食事が終わり、朋美の寝顔を見てから、俺が帰ろうとすると、光江さんが後ろから抱きついてきた。
「帰らないで」
「光江さん」
「私、智和君がいないとダメ」
「それは、偽装結婚を延長しようということ?」
「そうじゃない。そんなんじゃない。好きなの。智和君のことが」
俺は振り返り、光江さんを正面から見た。
「本当に?」
光江さんはコックリと頷いた。
いつ布団を敷いたのか、どうやって、二人でこの布団に入ったのか、まったく覚えていない。それほど無我夢中で二人は交わった。俺の腕の中で光江さんが話し出した。

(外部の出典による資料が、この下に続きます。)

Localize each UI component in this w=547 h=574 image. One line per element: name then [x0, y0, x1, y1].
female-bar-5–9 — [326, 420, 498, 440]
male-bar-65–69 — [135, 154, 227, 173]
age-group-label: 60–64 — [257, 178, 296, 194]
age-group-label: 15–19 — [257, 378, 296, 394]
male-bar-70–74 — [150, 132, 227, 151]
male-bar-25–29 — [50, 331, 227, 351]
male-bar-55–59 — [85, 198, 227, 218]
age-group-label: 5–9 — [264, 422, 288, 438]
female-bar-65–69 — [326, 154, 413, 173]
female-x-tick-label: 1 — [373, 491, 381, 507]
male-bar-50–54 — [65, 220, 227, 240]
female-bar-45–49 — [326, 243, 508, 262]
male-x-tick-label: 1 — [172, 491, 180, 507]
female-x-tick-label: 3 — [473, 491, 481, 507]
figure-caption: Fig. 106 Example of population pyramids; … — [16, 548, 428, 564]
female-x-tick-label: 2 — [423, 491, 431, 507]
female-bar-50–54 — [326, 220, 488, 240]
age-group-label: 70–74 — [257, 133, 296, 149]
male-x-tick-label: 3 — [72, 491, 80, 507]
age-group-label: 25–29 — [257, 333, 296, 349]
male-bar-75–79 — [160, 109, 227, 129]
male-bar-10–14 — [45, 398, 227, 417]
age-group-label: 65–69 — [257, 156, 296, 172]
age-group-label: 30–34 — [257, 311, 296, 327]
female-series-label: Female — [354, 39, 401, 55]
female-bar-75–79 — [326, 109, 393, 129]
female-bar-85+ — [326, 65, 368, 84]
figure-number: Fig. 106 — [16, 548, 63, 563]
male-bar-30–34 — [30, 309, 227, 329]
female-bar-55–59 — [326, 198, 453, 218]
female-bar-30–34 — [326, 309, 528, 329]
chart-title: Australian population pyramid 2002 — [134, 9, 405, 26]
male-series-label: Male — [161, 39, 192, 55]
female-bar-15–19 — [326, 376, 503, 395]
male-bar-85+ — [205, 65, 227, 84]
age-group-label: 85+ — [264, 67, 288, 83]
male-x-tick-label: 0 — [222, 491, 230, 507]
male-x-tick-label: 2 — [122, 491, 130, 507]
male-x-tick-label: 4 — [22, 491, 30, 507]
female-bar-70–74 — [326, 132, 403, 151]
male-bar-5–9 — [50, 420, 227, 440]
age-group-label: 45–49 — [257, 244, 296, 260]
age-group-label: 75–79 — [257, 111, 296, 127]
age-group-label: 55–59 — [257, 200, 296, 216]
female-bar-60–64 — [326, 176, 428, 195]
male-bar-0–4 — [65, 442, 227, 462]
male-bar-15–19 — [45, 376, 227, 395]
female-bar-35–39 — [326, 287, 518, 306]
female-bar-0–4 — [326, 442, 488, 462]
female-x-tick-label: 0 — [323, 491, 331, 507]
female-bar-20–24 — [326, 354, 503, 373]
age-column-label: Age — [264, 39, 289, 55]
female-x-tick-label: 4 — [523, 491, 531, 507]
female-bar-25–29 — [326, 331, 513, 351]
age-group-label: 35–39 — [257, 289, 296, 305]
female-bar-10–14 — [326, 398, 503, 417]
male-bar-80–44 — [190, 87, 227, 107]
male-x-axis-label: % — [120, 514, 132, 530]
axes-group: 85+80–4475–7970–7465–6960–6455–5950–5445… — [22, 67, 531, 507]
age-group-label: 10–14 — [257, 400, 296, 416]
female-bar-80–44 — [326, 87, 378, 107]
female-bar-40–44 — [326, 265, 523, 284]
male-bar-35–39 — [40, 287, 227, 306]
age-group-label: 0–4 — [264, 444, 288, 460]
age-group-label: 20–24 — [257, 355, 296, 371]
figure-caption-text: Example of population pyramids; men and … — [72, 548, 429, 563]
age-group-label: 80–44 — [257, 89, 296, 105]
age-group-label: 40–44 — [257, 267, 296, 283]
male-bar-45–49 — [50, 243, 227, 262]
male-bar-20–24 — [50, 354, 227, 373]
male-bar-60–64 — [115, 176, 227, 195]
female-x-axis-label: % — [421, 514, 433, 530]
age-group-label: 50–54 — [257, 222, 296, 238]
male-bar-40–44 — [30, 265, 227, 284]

「信じてもらえないかもしれないけど、私、高校の時から智和君のことが好きだった」
「うそでしょ?僕が告白したとき振ったじゃない」
「あれは、振ったんじゃないよ。私ちゃんと言ったよ。ありがとう。気持ちはすごくうれしい。でも今は吉川君とは付き合えないって」
「それは振られたということでしょ?」
「今は付き合えないと言ったんだよ。吉川君はこれから受験勉強が大変な時期になるのに、私と付き合ったら、勉強の邪魔になるからって言ったじゃない」
「僕は告白する前から断られると思ってたから、付き合えないって言われた後は、ほとんど聞いてなかった」
「私、うれしくて、うれしくて、つい仲の良かった美千代に吉川君から告白されたって言っちゃったんだ。そしたら、美千代がどう解釈したのか、他の人にしゃべって、変な噂が広がっちゃった」
「そうだったんだ」
「同窓会で智和君を見たとき、ドキッとしちゃった。本当にいい男になっていたんだもん」
「そうかなあ」
「そうだよ。東京に会いに行ったときは、純粋に相談に乗ってほしかっただけなの。相談して解決策が見つかるとは思ってなかったから、グチを聞いてほしかったのかな」
意外な話に俺はすこしとまどった。
「でも、食事をしながら智和君を見ていると、言えなかった。こんな汚れた私を知ってほしくなかった。吉川智和君の中で榊原光江は、高校の時のイメージのままでいてほしかった。でもね、食事が終わって外に出たら、これでもう吉川君と会うこともないのかな、私の青春ってなんだったんだろうって思ったら、せめて一回だけでも思い出を作りたいな、汚れた体を吉川君に洗い流してもらいたいなって思ってきて、ホテルに誘ったの」
「じゃあ、結婚してって言ったのは?」
「あれは咄嗟に出た言葉。多分本心だよね。吉川君と結婚したいって思ったんだと思う」
「偽装結婚して両親を説得するというのは、最初から考えていたわけではないの?」
「妊娠の事情を説明しているうちに思いついたの。そうか、吉川君と結婚すれば、そういう展開も可能だなって」
「じゃあ、偽装結婚という意図ではなかったんだ?」
「うん。でも偽装だろうとなんだろうと吉川君と結婚できるならいいやって思ったんだけど、自分で言っていて、こんな虫の良い話は誰も引き受けないよなと思った」
「でも、僕は引き受けると言った」
「びっくりしたよ。この人、正気なのって」
「自分でもどうして引き受けたのかわからないんだけど、たぶん、偽装でも、光江さんと一緒に暮らせるというのが魅力だったんだと思う」
「ありがとう。うれしい。あの時、智和君が引き受けてくれなかったら、朋美はこの世にいなかったもの」
「僕も朋美を抱いたとき、引き受けて良かったと心底思った」
「ねえ、お願いがあるの」
「なんだい」
光江さんは照れたように俺を見て言った。
「智和君の子供がほしい」
それを聞いて俺はたまらず光江さんを抱きしめた。